While MRPL is a profit-making entity, OPaL has a “distorted” capital structure, Adhikari said. To correct this, the ONGC board has approved an infusion of Rs 18,355 crore capital in OPaL to raise its stake in the firm to over 96 per cent from the current 49.35 per cent, he said.

GAIL (India) Ltd currently has 49.21 per cent and the remaining 1.43 per cent is with Gujarat State Petrochemical Corp (GSPC). Only ONGC is doing the equity infusion, which will all but edge GAIL out of the joint venture.

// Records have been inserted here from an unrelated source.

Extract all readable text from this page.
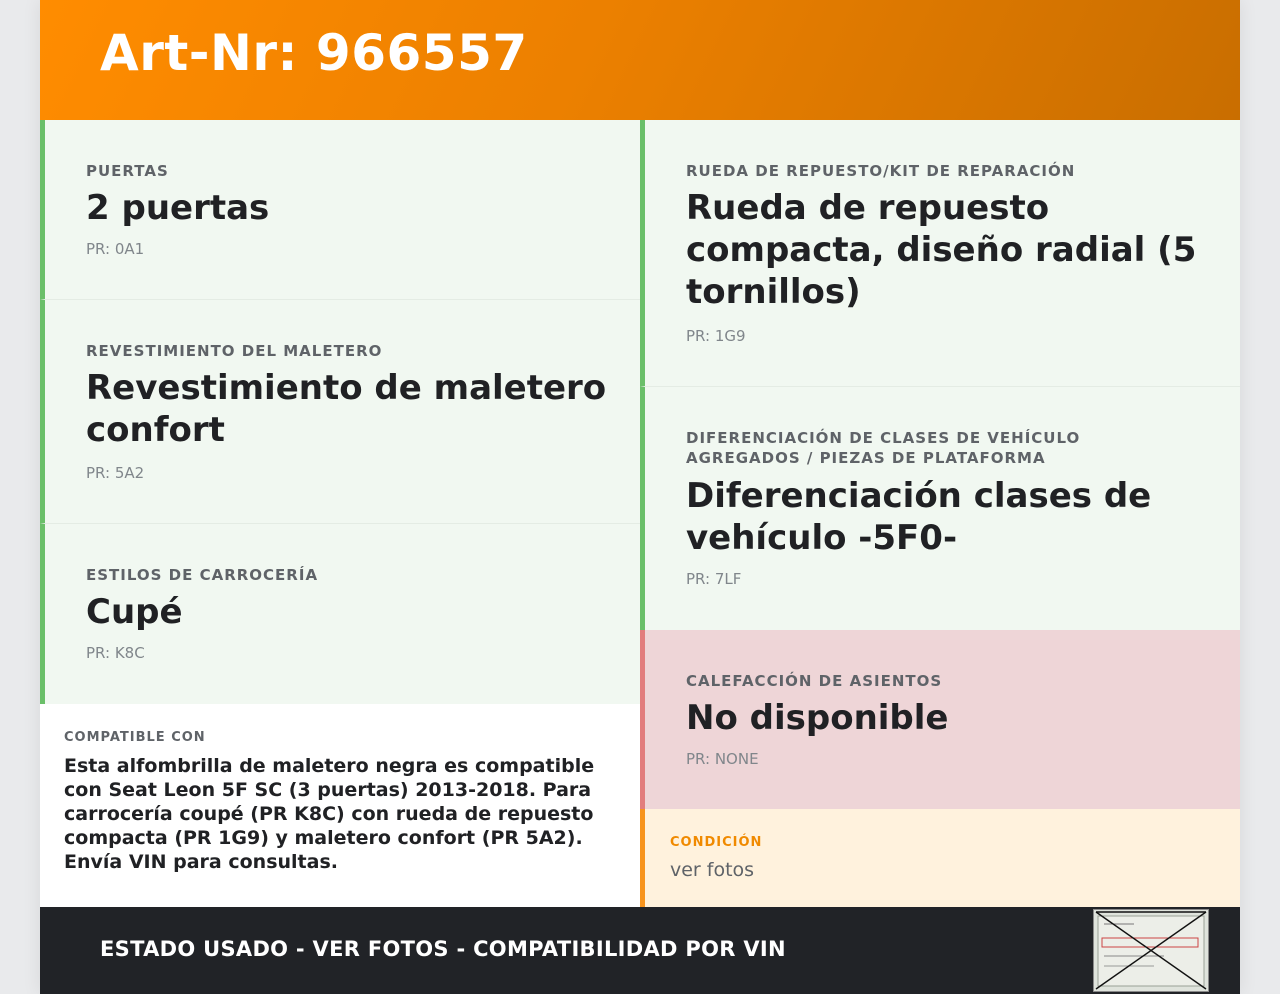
Art-Nr: 966557
PUERTAS
2 puertas
PR: 0A1
REVESTIMIENTO DEL MALETERO
Revestimiento de maletero confort
PR: 5A2
ESTILOS DE CARROCERÍA
Cupé
PR: K8C
COMPATIBLE CON
Esta alfombrilla de maletero negra es compatible con Seat Leon 5F SC (3 puertas) 2013-2018. Para carrocería coupé (PR K8C) con rueda de repuesto compacta (PR 1G9) y maletero confort (PR 5A2). Envía VIN para consultas.
RUEDA DE REPUESTO/KIT DE REPARACIÓN
Rueda de repuesto compacta, diseño radial (5 tornillos)
PR: 1G9
DIFERENCIACIÓN DE CLASES DE VEHÍCULO AGREGADOS / PIEZAS DE PLATAFORMA
Diferenciación clases de vehículo -5F0-
PR: 7LF
CALEFACCIÓN DE ASIENTOS
No disponible
PR: NONE
CONDICIÓN
ver fotos
ESTADO USADO - VER FOTOS - COMPATIBILIDAD POR VIN
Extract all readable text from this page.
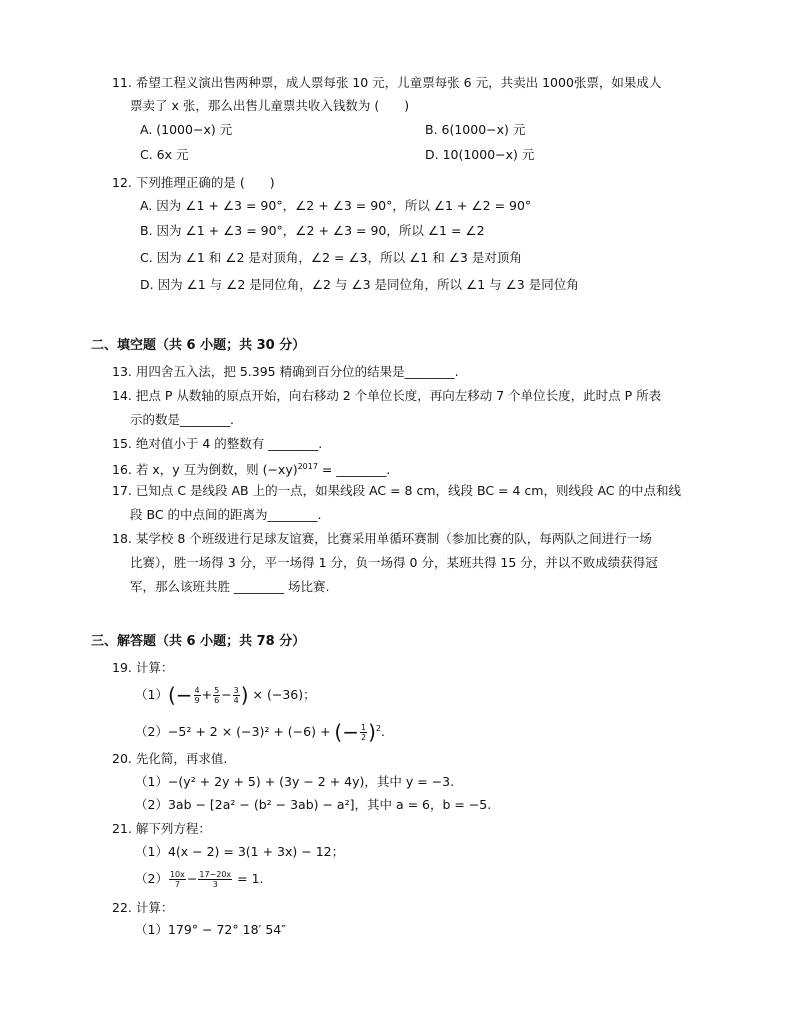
11. 希望工程义演出售两种票，成人票每张 10 元，儿童票每张 6 元，共卖出 1000张票，如果成人
票卖了 x 张，那么出售儿童票共收入钱数为 (　　)
A. (1000−x) 元	B. 6(1000−x) 元
C. 6x 元	D. 10(1000−x) 元
12. 下列推理正确的是 (　　)
A. 因为 ∠1 + ∠3 = 90°，∠2 + ∠3 = 90°，所以 ∠1 + ∠2 = 90°
B. 因为 ∠1 + ∠3 = 90°，∠2 + ∠3 = 90，所以 ∠1 = ∠2
C. 因为 ∠1 和 ∠2 是对顶角，∠2 = ∠3，所以 ∠1 和 ∠3 是对顶角
D. 因为 ∠1 与 ∠2 是同位角，∠2 与 ∠3 是同位角，所以 ∠1 与 ∠3 是同位角
二、填空题（共 6 小题；共 30 分）
13. 用四舍五入法，把 5.395 精确到百分位的结果是________.
14. 把点 P 从数轴的原点开始，向右移动 2 个单位长度，再向左移动 7 个单位长度，此时点 P 所表
示的数是________.
15. 绝对值小于 4 的整数有 ________.
16. 若 x，y 互为倒数，则 $(-xy)^{2017}$ = ________.
17. 已知点 C 是线段 AB 上的一点，如果线段 AC = 8 cm，线段 BC = 4 cm，则线段 AC 的中点和线
段 BC 的中点间的距离为________.
18. 某学校 8 个班级进行足球友谊赛，比赛采用单循环赛制（参加比赛的队，每两队之间进行一场
比赛），胜一场得 3 分，平一场得 1 分，负一场得 0 分，某班共得 15 分，并以不败成绩获得冠
军，那么该班共胜 ________ 场比赛.
三、解答题（共 6 小题；共 78 分）
19. 计算：
$(1)(- \frac{4}{9} + \frac{5}{6} - \frac{3}{4}$ ) × (−36)；
（2）−5² + 2 × (−3)² + (−6) + (− $\frac{1}{2} )^2$.
20. 先化简，再求值.
（1）−(y² + 2y + 5) + (3y − 2 + 4y)，其中 y = −3.
（2）3ab − [2a² − (b² − 3ab) − a²]，其中 a = 6，b = −5.
21. 解下列方程：
（1）4(x − 2) = 3(1 + 3x) − 12；
$(2) \frac{10x}{7} - \frac{17-20x}{3} = 1$.
22. 计算：
（1）179° − 72° 18′ 54″
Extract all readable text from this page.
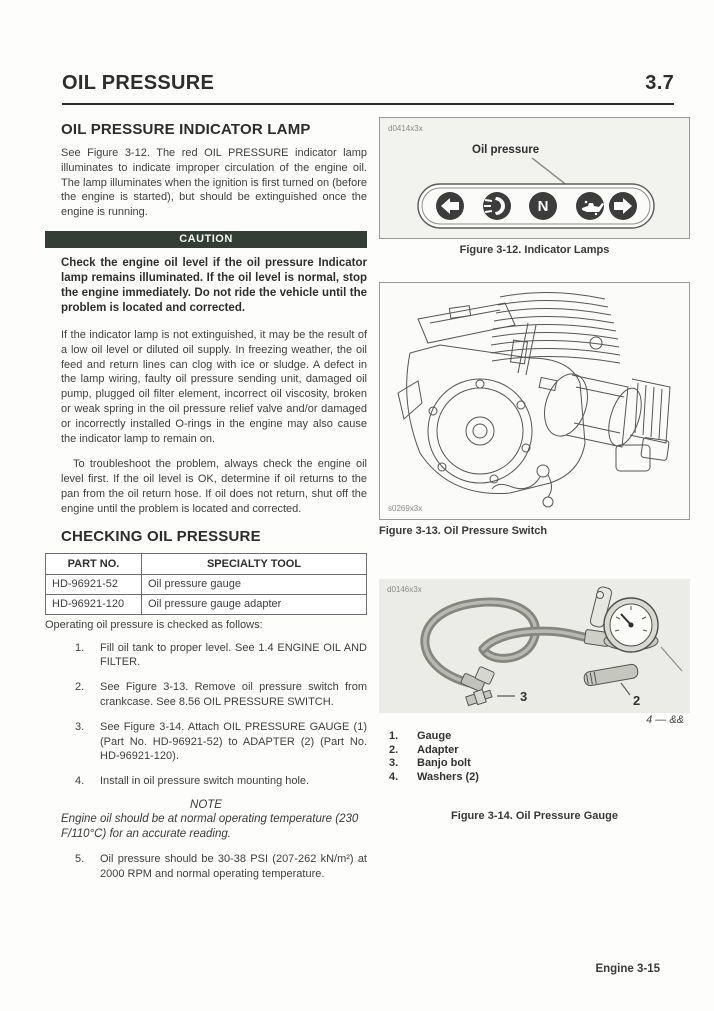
OIL PRESSURE	3.7
OIL PRESSURE INDICATOR LAMP

See Figure 3-12. The red OIL PRESSURE indicator lamp illuminates to indicate improper circulation of the engine oil. The lamp illuminates when the ignition is first turned on (before the engine is started), but should be extinguished once the engine is running.

CAUTION

Check the engine oil level if the oil pressure Indicator lamp remains illuminated. If the oil level is normal, stop the engine immediately. Do not ride the vehicle until the problem is located and corrected.

If the indicator lamp is not extinguished, it may be the result of a low oil level or diluted oil supply. In freezing weather, the oil feed and return lines can clog with ice or sludge. A defect in the lamp wiring, faulty oil pressure sending unit, damaged oil pump, plugged oil filter element, incorrect oil viscosity, broken or weak spring in the oil pressure relief valve and/or damaged or incorrectly installed O-rings in the engine may also cause the indicator lamp to remain on.

To troubleshoot the problem, always check the engine oil level first. If the oil level is OK, determine if oil returns to the pan from the oil return hose. If oil does not return, shut off the engine until the problem is located and corrected.

CHECKING OIL PRESSURE
PART NO.	SPECIALTY TOOL
HD-96921-52	Oil pressure gauge
HD-96921-120	Oil pressure gauge adapter

Operating oil pressure is checked as follows:

1.	Fill oil tank to proper level. See 1.4 ENGINE OIL AND FILTER.
2.	See Figure 3-13. Remove oil pressure switch from crankcase. See 8.56 OIL PRESSURE SWITCH.
3.	See Figure 3-14. Attach OIL PRESSURE GAUGE (1) (Part No. HD-96921-52) to ADAPTER (2) (Part No. HD-96921-120).
4.	Install in oil pressure switch mounting hole.
NOTE

Engine oil should be at normal operating temperature (230 F/110°C) for an accurate reading.

5.	Oil pressure should be 30-38 PSI (207-262 kN/m²) at 2000 RPM and normal operating temperature.
d0414x3x
Oil pressure
N
Figure 3-12. Indicator Lamps
s0269x3x
Figure 3-13. Oil Pressure Switch
d0146x3x
2
3
4 — &&
1.	Gauge
2.	Adapter
3.	Banjo bolt
4.	Washers (2)
Figure 3-14. Oil Pressure Gauge
Engine 3-15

This, Adhikari said, would “temporarily” make OPaL a subsidiary of ONGC but the company wants to retain the joint venture nature of the company and will look to get a strategic partner in the next three years. The equity infusion will help OPaL turn around and become profitable in fiscal 2024-25, he said.

ONGC aims to capitalise on this trend, with plans to substantially expand its chemical and petrochemical portfolio from the current 4.2 million tonnes per annum to 8.5-9 million tonnes by 2030, Adhikari said.

The investment in O2C plants is separate from the Rs 1 lakh crore investment ONGC has announced in energy transition projects by 2030, which will help it achieve net zero carbon emissions by 2038. Net zero means achieving a balance between the quantum of greenhouse gases it places into the atmosphere and the amount it takes out.